There has been much excitement over the Disney+ streaming service launch. Disney has made so many of their classic movies and television shows available, along with Marvel and Star Wars movies, National Geographic content, and more. It seems to have made more of a splash than Apple TV+.
But in technology, success isn’t always a good thing, as success attracts scammers and hackers. Disney+ has attracted the hackers. Thousands of accounts have already been hacked, just days after its debut, with accounts being sold online for as little as $3 apiece.
A ZDNet investigation found that within hours of the Disney+ launch, hackers were already at work and selling the accounts online for anywhere from $3 to $11.
Not that that was the only problem after the launch of Disney+ on November 12. Success was crazy. It’s only open to the United States, Canada, and the Netherlands, yet more than 10 million customers joined up in the first 24 hours. But there were also technical issues right off the bat with some users unable to stream content.
But along with those complaints were many reporting that hackers accessed their accounts, logged them out, then changed the email and password on the accounts, locking them out.
There were many users like the person who posted on Twitter that “Disney+ has been open for like 10 hours, and my account has already been hacked.”
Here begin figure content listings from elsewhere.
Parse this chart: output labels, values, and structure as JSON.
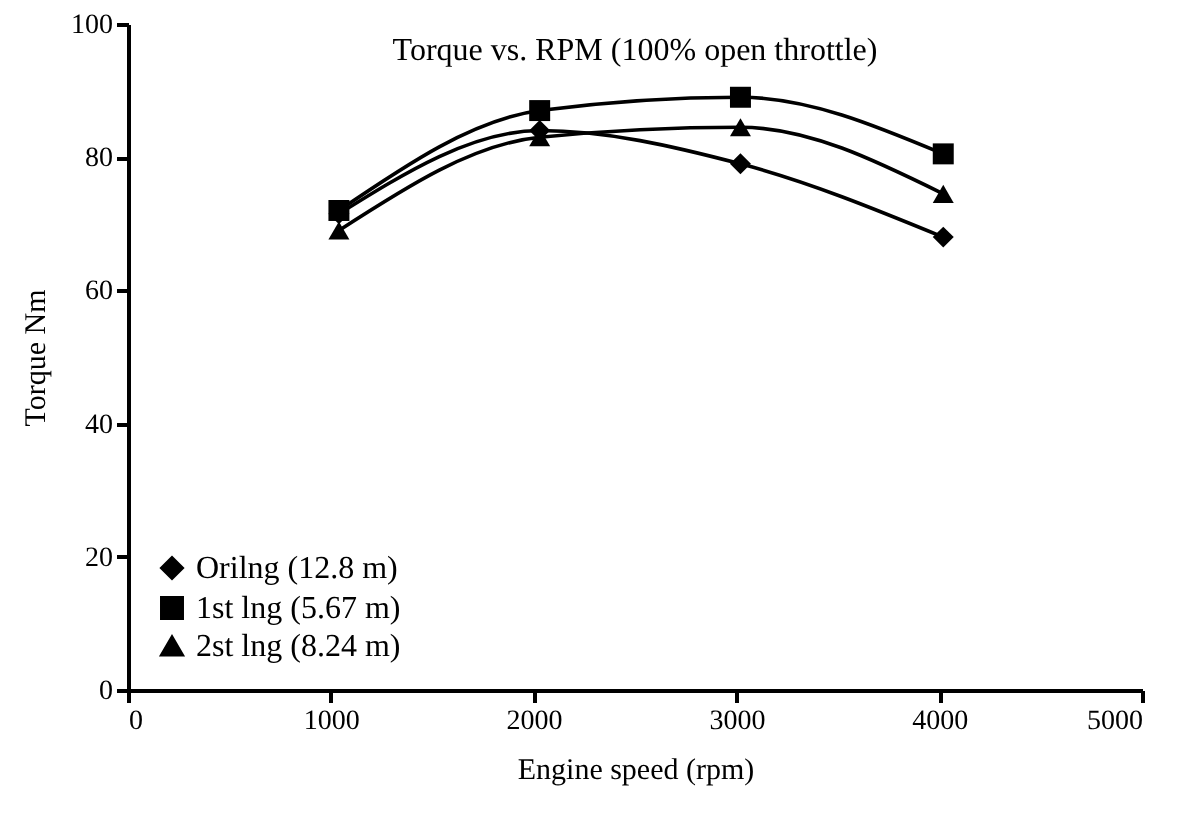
{
  "chart_data": {
    "type": "line",
    "title": "Torque vs. RPM (100% open throttle)",
    "xlabel": "Engine speed (rpm)",
    "ylabel": "Torque Nm",
    "x": [
      1040,
      2030,
      3020,
      4020
    ],
    "series": [
      {
        "name": "Orilng (12.8 m)",
        "color": "#000000",
        "marker": "diamond",
        "values": [
          71.5,
          84,
          79,
          68
        ]
      },
      {
        "name": "1st lng (5.67 m)",
        "color": "#000000",
        "marker": "square",
        "values": [
          72,
          87,
          89,
          80.5
        ]
      },
      {
        "name": "2st lng (8.24 m)",
        "color": "#000000",
        "marker": "triangle",
        "values": [
          69,
          83,
          84.5,
          74.5
        ]
      }
    ],
    "xlim": [
      0,
      5000
    ],
    "xticks": [
      0,
      1000,
      2000,
      3000,
      4000,
      5000
    ],
    "ylim": [
      0,
      100
    ],
    "yticks": [
      0,
      20,
      40,
      60,
      80,
      100
    ],
    "grid": false,
    "legend": "bottom left",
    "line_style": "solid"
  }
}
Another posted, “My account got hacked and email/password changed. Thankfully, I cancelled my subscription before the hack,” and one tweeted that their friend’s account was hacked, and “now she’s completely blocked from three-year prepaid Disney+ account. She’s been on hold for >2 hours.”
Two users spoke with ZDNet and admitted to reusing passwords, while other users reported they had not and used unique passwords for their Disney+ account.
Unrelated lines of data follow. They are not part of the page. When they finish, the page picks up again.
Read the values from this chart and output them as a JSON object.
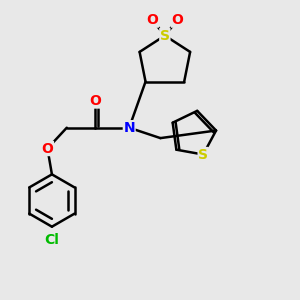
{
  "background_color": "#e8e8e8",
  "atom_colors": {
    "C": "#000000",
    "N": "#0000ff",
    "O": "#ff0000",
    "S_sulfo": "#cccc00",
    "S_thio": "#cccc00",
    "Cl": "#00bb00"
  },
  "bond_color": "#000000",
  "bond_width": 1.8,
  "font_size": 10,
  "fig_size": [
    3.0,
    3.0
  ],
  "dpi": 100
}
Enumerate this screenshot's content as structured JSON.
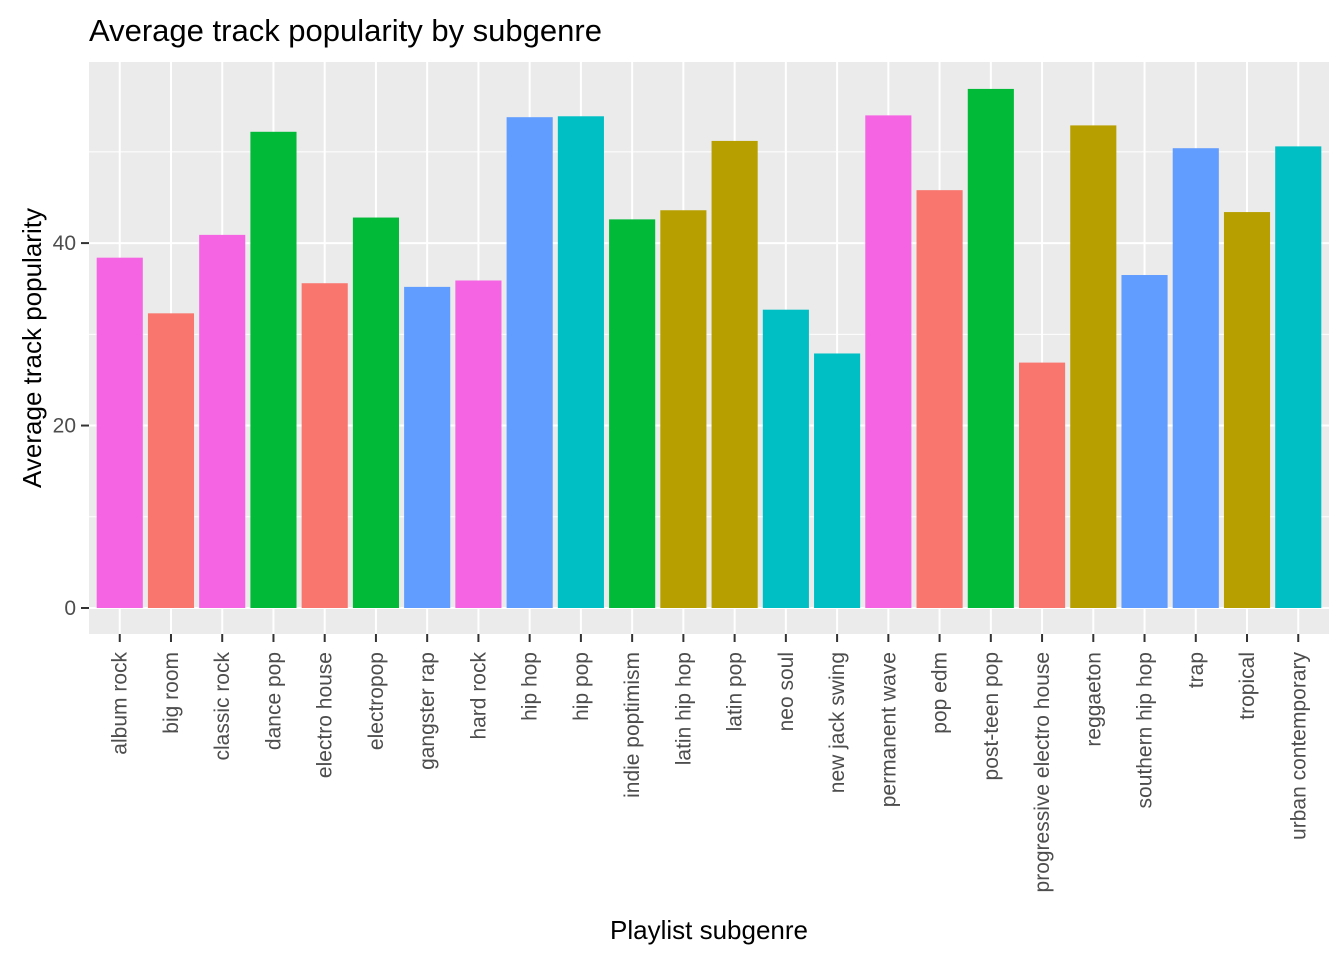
{
  "chart_data": {
    "type": "bar",
    "title": "Average track popularity by subgenre",
    "xlabel": "Playlist subgenre",
    "ylabel": "Average track popularity",
    "ylim": [
      -2.85,
      59.85
    ],
    "yticks": [
      0,
      20,
      40
    ],
    "grid": true,
    "legend": "none",
    "categories": [
      "album rock",
      "big room",
      "classic rock",
      "dance pop",
      "electro house",
      "electropop",
      "gangster rap",
      "hard rock",
      "hip hop",
      "hip pop",
      "indie poptimism",
      "latin hip hop",
      "latin pop",
      "neo soul",
      "new jack swing",
      "permanent wave",
      "pop edm",
      "post-teen pop",
      "progressive electro house",
      "reggaeton",
      "southern hip hop",
      "trap",
      "tropical",
      "urban contemporary"
    ],
    "values": [
      38.4,
      32.3,
      40.9,
      52.2,
      35.6,
      42.8,
      35.2,
      35.9,
      53.8,
      53.9,
      42.6,
      43.6,
      51.2,
      32.7,
      27.9,
      54.0,
      45.8,
      56.9,
      26.9,
      52.9,
      36.5,
      50.4,
      43.4,
      50.6
    ],
    "colors": [
      "#F564E3",
      "#F8766D",
      "#F564E3",
      "#00BA38",
      "#F8766D",
      "#00BA38",
      "#619CFF",
      "#F564E3",
      "#619CFF",
      "#00BFC4",
      "#00BA38",
      "#B79F00",
      "#B79F00",
      "#00BFC4",
      "#00BFC4",
      "#F564E3",
      "#F8766D",
      "#00BA38",
      "#F8766D",
      "#B79F00",
      "#619CFF",
      "#619CFF",
      "#B79F00",
      "#00BFC4"
    ],
    "panel_background": "#EBEBEB",
    "grid_color": "#FFFFFF"
  }
}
This makes it appear there are multiple attacks in place. While some hackers are using email and password combinations that have been leaked on other sites, malware may have stolen the credentials of other accounts.
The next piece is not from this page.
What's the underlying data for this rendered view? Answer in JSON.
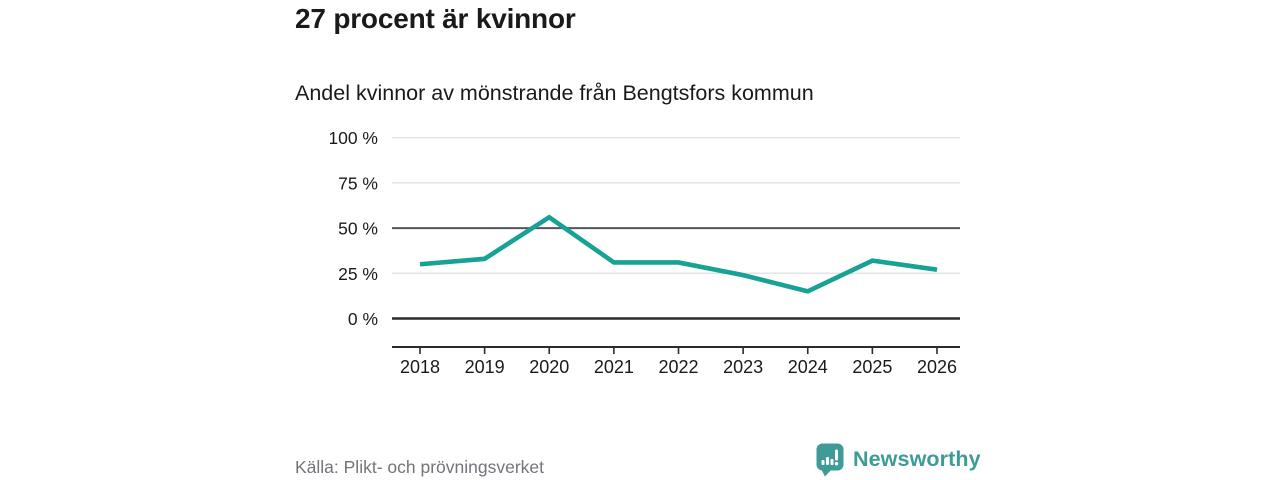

Ads popped within hours of the Disney+ launch selling the accounts for anything from $3 to $11, with hacking forums being flooded with the ads. Sharing of accounts is being advertised for free.
No Sure Prevention
The worst part is there is no surefire way of preventing your Disney+ account from being hacked. If you use a unique username and password, you can help prevent those attacks, but you won’t stop the other. You’re really just mitigating the chance of being hacked.
The other new streaming site, Apple TV+, isn’t as popular right now but because of that also doesn’t have the hacking attempts. And traditionally, Apple keeps data locked down tighter anyway.